The sun had not yet risen, but the eerie green glow of her shadow-vision helped her navigate the house without running into things. She needed to be gone before anyone in the family awoke. The dark-clothed young girl covered her magenta-colored hair with a black cowl, and checked to make sure she'd left nothing behind.

Next it was onto the kitchen, where she slipped into the larder and lifted one of the cheese wheels, along with a loaf of bread. A jug of cider wouldn't be missed. She slid herself in the narrow space between door and lintel.

A metal claw reached out from the shadows and grabbed her arm.

"Take me with you!"

The girl bit back a scream as the cheese plopped out of her arms and rolled across the floor.
"Plague take you, Markus!" she swore under her breath. "What are you doing there?"

The lanky form of a young man shifted into view with a creaking thud. He was more or less normal-looking: shaggy hair, keen eyes, sharp features, standing half a head taller than her. The only difference was that the whole left side of his body, from his shoulder to his sole, was made of metal, constructed special by a friend of his father's.

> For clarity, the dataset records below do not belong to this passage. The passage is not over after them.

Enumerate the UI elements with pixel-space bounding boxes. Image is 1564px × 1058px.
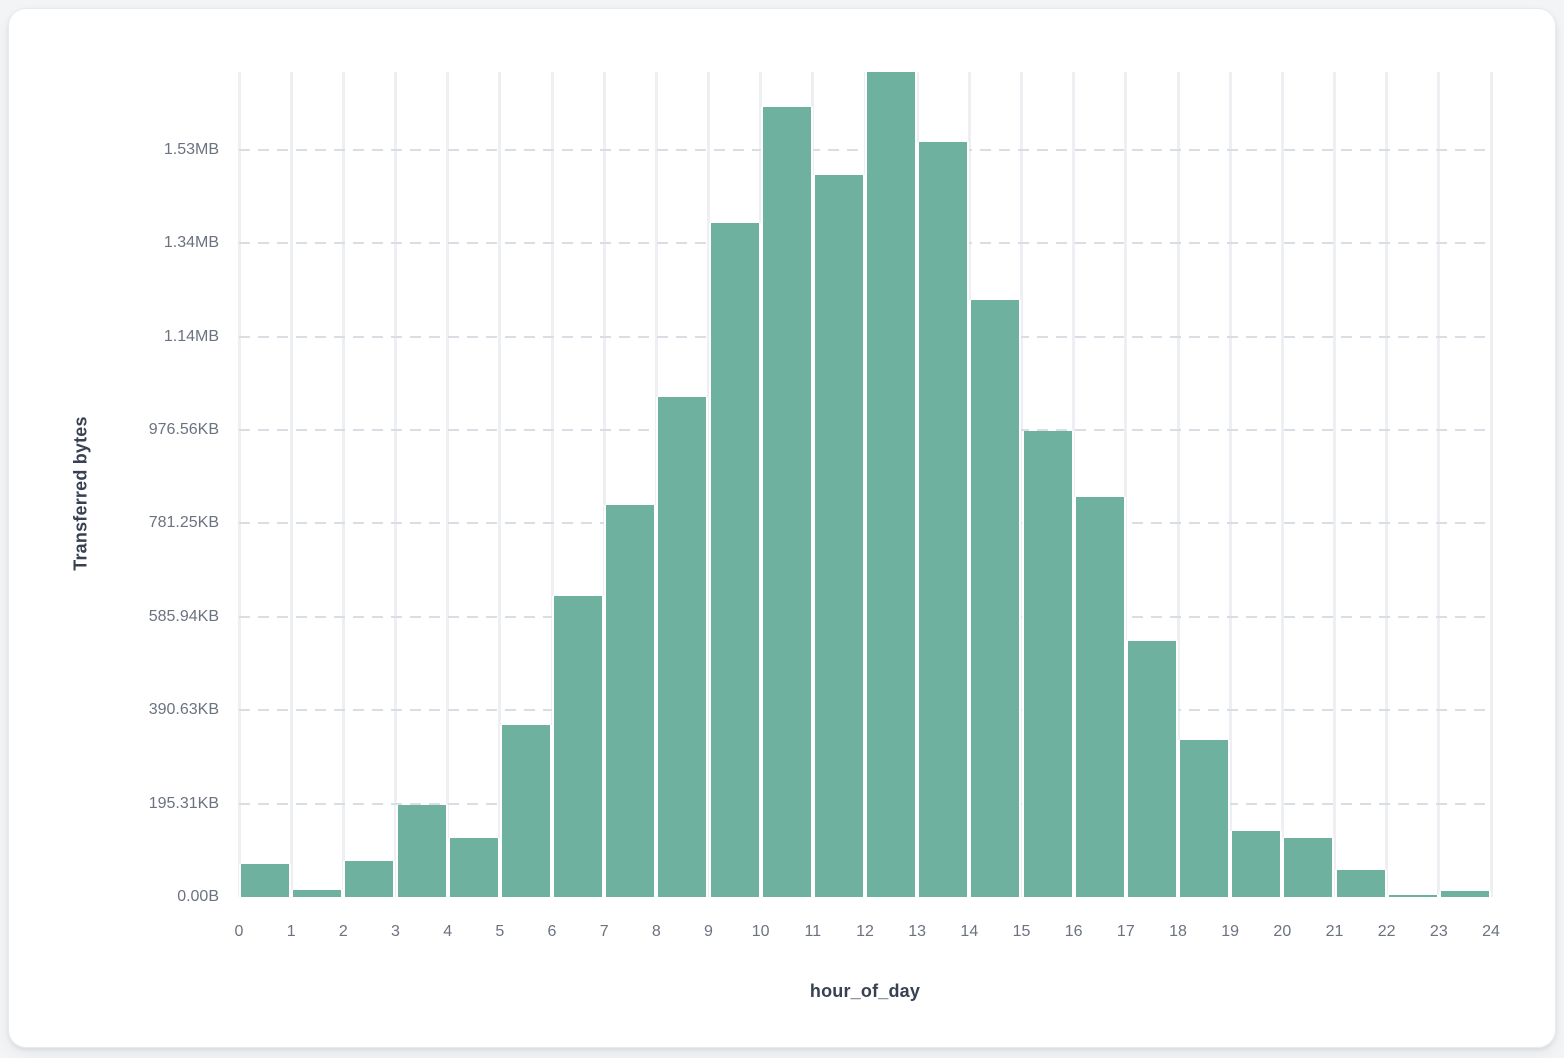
- v-gridline: [1072, 72, 1076, 897]
- y-tick-label: 781.25KB: [148, 514, 219, 532]
- y-tick-label: 1.34MB: [163, 234, 219, 252]
- bar-hour-7[interactable]: [604, 504, 657, 897]
- v-gridline: [1228, 72, 1232, 897]
- bar-hour-0[interactable]: [239, 863, 292, 897]
- bar-hour-21[interactable]: [1334, 870, 1387, 897]
- v-gridline: [446, 72, 450, 897]
- bar-hour-4[interactable]: [447, 837, 500, 897]
- bar-hour-8[interactable]: [656, 397, 709, 897]
- x-tick-label: 9: [704, 923, 713, 940]
- v-gridline: [289, 72, 293, 897]
- x-tick-label: 8: [651, 923, 661, 940]
- x-axis-title: hour_of_day: [809, 981, 921, 1001]
- y-tick-label: 390.63KB: [148, 701, 219, 719]
- x-tick-label: 14: [960, 923, 979, 940]
- x-tick-label: 3: [391, 923, 400, 940]
- v-gridline: [1437, 72, 1441, 897]
- x-tick-label: 24: [1482, 923, 1500, 940]
- y-axis-title: Transferred bytes: [70, 416, 91, 571]
- v-gridline: [550, 72, 554, 897]
- x-tick-label: 18: [1169, 923, 1187, 940]
- y-tick-label: 585.94KB: [148, 607, 219, 625]
- v-gridline: [1280, 72, 1284, 897]
- v-gridline: [1176, 72, 1180, 897]
- v-gridline: [237, 72, 241, 897]
- x-tick-label: 7: [599, 923, 609, 940]
- y-tick-label: 976.56KB: [148, 420, 219, 438]
- v-gridline: [1124, 72, 1128, 897]
- x-tick-label: 11: [804, 923, 822, 940]
- x-tick-label: 21: [1325, 923, 1344, 940]
- bar-hour-10[interactable]: [760, 107, 813, 897]
- x-tick-label: 17: [1116, 923, 1135, 940]
- bar-hour-5[interactable]: [499, 724, 552, 897]
- x-tick-label: 4: [443, 923, 453, 940]
- chart-card: Transferred bytes hour_of_day 0.00B 195.3…: [8, 8, 1556, 1048]
- bar-hour-20[interactable]: [1282, 837, 1335, 897]
- x-tick-label: 1: [286, 923, 296, 940]
- v-gridline: [498, 72, 502, 897]
- bar-hour-16[interactable]: [1073, 496, 1126, 897]
- y-tick-label: 195.31KB: [148, 794, 219, 812]
- v-gridline: [1385, 72, 1389, 897]
- x-tick-label: 16: [1064, 923, 1083, 940]
- bar-hour-18[interactable]: [1178, 740, 1231, 897]
- bar-hour-13[interactable]: [917, 142, 970, 897]
- x-tick-label: 22: [1377, 923, 1396, 940]
- bar-hour-12[interactable]: [865, 72, 918, 897]
- v-gridline: [602, 72, 606, 897]
- bar-hour-11[interactable]: [812, 175, 865, 897]
- x-tick-label: 6: [547, 923, 557, 940]
- plot-area: [237, 72, 1493, 897]
- bar-hour-2[interactable]: [343, 860, 396, 897]
- x-tick-label: 23: [1429, 923, 1448, 940]
- bar-hour-19[interactable]: [1230, 830, 1283, 897]
- v-gridline: [341, 72, 345, 897]
- bar-hour-22[interactable]: [1386, 894, 1439, 897]
- v-gridline: [1333, 72, 1336, 897]
- x-tick-label: 15: [1012, 923, 1031, 940]
- x-tick-label: 13: [908, 923, 927, 940]
- y-tick-label: 1.14MB: [163, 327, 219, 345]
- x-tick-label: 20: [1273, 923, 1292, 940]
- x-tick-label: 12: [856, 923, 874, 940]
- v-gridline: [394, 72, 397, 897]
- bar-hour-9[interactable]: [708, 223, 761, 897]
- x-tick-label: 5: [495, 923, 505, 940]
- bar-hour-17[interactable]: [1125, 641, 1178, 897]
- y-tick-label: 0.00B: [177, 888, 219, 905]
- y-tick-label: 1.53MB: [163, 140, 219, 158]
- x-tick-label: 19: [1221, 923, 1240, 940]
- bar-hour-1[interactable]: [291, 890, 344, 897]
- bar-hour-15[interactable]: [1021, 431, 1074, 897]
- bar-hour-3[interactable]: [395, 805, 448, 897]
- bar-hour-14[interactable]: [969, 299, 1022, 897]
- x-tick-label: 10: [751, 923, 770, 940]
- bar-hour-6[interactable]: [552, 596, 605, 897]
- bar-hour-23[interactable]: [1438, 890, 1491, 897]
- v-gridline: [1489, 72, 1493, 897]
- x-tick-label: 2: [338, 923, 348, 940]
- x-tick-label: 0: [234, 923, 244, 940]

Markus tapped the left side of his head. "Motion detected," he murmured, mimicking the voice implanted there. "The real question is, what are you doing, Denni?"

She sighed, trying her best not to let her eyes focus too closely on what they called his prosthetics. They functioned more or less like the real thing—although with so many tiny moving parts, and unexplained machinery, that they were about as much of a Gift as her own Sight.

"I told the family at dinner," she muttered. "I've got a job in The Citadel."

Markus followed her out of the kitchen, and up the back stairwell to the roof, high amid the skyline of the twinkling, glittering city below. At least if she was going to have him clunking around after her with his one metal foot, he could do it out where it wouldn't wake the rest of the family.

"But I thought Dad offered to take you!" Markus protested. "You were going to leave after breakfast."

Denni pursed her lips and blinked until she could see the contents of the row of bins lining the rooftop in an array of deep hues. She plunged her hand into the wheat berries until she connected with a weighty leather purse in there. "I can't wait till then," she said, pulling it out. "Gotta leave now."

Markus gasped, and something in his mechanical side gave a whizzing sound. "You're stealing?" he dropped his voice to a hoarse whisper.

Denni snorted. "No, you goober; this one's mine. I needed to save up enough money to make it to the—" She stopped talking just short of telling him where it was. She'd been sworn to secrecy by the contact that got her this position, and she could not jeopardize it.

Markus was too quick for his own good. "Where are you really going?" His eyes followed her as she opened the panel in the wall where she kept her weapons: two burnished pistols in twin holsters. Whatever this was, it was more serious than just a job. "Come on, Denni..." He reached out his right hand--the normal one--and tugged her shoulder. "Denahlia," Markus used her full name, something he only did in the most serious and personal moments between them. "Please don't keep secrets from me," he begged. "What is this really about?"

Denahlia sighed, thumbing the pistol butts resting snugly against her hips. "If I tell you," she said in a low voice, unwilling to meet his gaze, "you've got to promise not to tell Uncle Feston and Aunt Winda."